Lawn Guru, an app that allows users to connect with lawn care professionals and order services on demand, announced this week that it has closed a $1 million seed round. The round was led by Sierra Wasach Capital with participation from Canyon Creek Capital, Briggs and Stratton, and Sequoia Capital’s scout program.
According to a press release, Lawn Guru has grown revenues by more than 1,110 percent since its launch last year, and in April, the company relocated to a new office in downtown Ann Arbor from metro Detroit.
Lawn Guru’s iPhone app works like this: You request a cut by entering the property’s address and using tracing tool on a bird’s eye image to designate the area you want mowed. Based on the time and location of your request, a list of lawn care providers pops up. Choose one, book the service, and wait to get a picture of your freshly mowed lawn, which is included with the electronic receipt sent to customers’ mobile devices. In many cases, if the request is made early enough, the company says the mowing will be done on the same day.
App users can also track the location and estimated arrival time of the providers similar to the Uber app; customers get a notification when a provider has accepted the job, is en route to the job, has started the job, and has finished the job. Payments to service providers are handled in the app by charging a credit card linked to the account—no tipping necessary. Lawn Guru is free for both customers and providers to download, and the company makes its money by charging a transaction fee to the person who books the service. A new Android version of the Lawn Guru app is coming by the end of summer, the company says.
Lawn Guru was started by Skye Durrant and Brandon Bertrang, two former South Lyon, MI, classmates who had a successful lawn-mowing business while still in high school a decade ago. The pair eventually went their separate ways for college, but the old friends stayed in touch throughout the years.

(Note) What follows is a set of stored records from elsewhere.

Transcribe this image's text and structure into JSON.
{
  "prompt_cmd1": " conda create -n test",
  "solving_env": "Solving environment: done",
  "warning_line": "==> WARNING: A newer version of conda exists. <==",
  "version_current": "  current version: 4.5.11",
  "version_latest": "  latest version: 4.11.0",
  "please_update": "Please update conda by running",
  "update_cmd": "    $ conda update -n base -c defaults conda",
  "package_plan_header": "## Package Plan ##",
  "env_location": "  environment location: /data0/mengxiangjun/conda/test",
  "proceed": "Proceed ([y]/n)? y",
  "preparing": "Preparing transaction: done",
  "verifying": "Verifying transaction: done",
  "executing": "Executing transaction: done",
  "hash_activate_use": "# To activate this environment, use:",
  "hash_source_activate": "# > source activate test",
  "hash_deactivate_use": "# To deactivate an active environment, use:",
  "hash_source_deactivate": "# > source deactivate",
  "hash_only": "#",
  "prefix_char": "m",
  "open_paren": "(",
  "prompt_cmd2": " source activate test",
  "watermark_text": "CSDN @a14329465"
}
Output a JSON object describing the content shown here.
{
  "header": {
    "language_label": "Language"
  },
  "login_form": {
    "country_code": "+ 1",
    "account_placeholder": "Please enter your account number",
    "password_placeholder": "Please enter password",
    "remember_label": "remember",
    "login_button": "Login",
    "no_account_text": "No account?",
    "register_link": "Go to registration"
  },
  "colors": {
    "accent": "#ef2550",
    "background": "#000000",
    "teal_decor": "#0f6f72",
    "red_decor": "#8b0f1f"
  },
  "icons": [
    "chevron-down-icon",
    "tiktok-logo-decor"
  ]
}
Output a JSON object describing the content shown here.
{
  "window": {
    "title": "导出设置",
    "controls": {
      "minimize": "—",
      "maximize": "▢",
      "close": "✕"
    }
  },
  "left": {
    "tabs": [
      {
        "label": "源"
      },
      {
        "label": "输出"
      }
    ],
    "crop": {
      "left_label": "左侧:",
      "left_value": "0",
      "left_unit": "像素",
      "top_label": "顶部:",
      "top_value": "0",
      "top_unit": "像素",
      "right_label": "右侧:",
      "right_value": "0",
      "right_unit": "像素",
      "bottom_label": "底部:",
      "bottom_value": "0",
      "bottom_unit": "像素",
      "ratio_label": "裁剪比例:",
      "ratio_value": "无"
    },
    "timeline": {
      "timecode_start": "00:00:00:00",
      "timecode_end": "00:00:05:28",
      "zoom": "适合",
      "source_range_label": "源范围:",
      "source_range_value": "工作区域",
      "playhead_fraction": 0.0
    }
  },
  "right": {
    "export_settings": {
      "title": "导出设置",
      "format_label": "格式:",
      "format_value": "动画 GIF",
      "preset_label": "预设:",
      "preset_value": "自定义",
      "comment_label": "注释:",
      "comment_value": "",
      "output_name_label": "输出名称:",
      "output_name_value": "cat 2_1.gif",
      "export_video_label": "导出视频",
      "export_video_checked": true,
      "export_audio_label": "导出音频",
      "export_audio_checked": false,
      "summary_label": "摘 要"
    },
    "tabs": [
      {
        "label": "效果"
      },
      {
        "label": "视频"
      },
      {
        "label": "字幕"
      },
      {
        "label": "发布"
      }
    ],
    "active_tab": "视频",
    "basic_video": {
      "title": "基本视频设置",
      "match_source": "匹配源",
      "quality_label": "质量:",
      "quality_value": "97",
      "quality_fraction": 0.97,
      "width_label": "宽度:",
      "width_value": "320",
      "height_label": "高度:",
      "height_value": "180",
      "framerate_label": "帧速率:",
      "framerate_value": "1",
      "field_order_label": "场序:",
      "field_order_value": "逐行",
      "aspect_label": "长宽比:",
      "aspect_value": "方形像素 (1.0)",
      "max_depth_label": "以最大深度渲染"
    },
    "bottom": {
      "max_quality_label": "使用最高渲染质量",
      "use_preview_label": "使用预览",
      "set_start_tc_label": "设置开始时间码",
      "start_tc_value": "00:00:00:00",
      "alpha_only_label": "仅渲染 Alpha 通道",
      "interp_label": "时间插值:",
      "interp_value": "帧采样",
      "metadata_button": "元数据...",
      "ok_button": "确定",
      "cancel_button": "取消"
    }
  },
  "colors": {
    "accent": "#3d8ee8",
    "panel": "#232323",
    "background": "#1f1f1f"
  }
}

Then, over the holidays in 2012, Durrant and Bertrang reconnected and talked about opportunities in lawn care. Durrant had been in Silicon Valley, working in wealth management and taking business classes here and there; Bertrang still had the mowing business and had used its profits to pay for college, but he felt the industry was ripe for innovation.
“It’s a lagging, archaic industry,” Durrant explained to Xconomy last year, adding that there were lots of simple changes the two thought could be made to improve the still-operating lawn business they created in high school. And they felt that if it could be done right, there was money to be made. By 2013, Durrant had moved back to Michigan from San Francisco and the two got to work creating a business plan.
It seems Lawn Guru’s investors also see a compelling business case for yard-care tech. Durrant said last year that more than 85 million U.S. homes have lawns, and 30 percent hire lawn care services. The average homeowner spends $700 annually on lawn care, and he estimated the total market value was $80 billion.
After launching last April, Lawn Guru went on to win a $25,000 prize for best new product or service at last fall’s Accelerate Michigan Innovation Competition and work with Ann Arbor SPARK to build its business. The company plans to spend the new investment in support of a national expansion while continuing to refine the Lawn Guru platform. It also plans to hire people for sales, marketing, and customer service positions.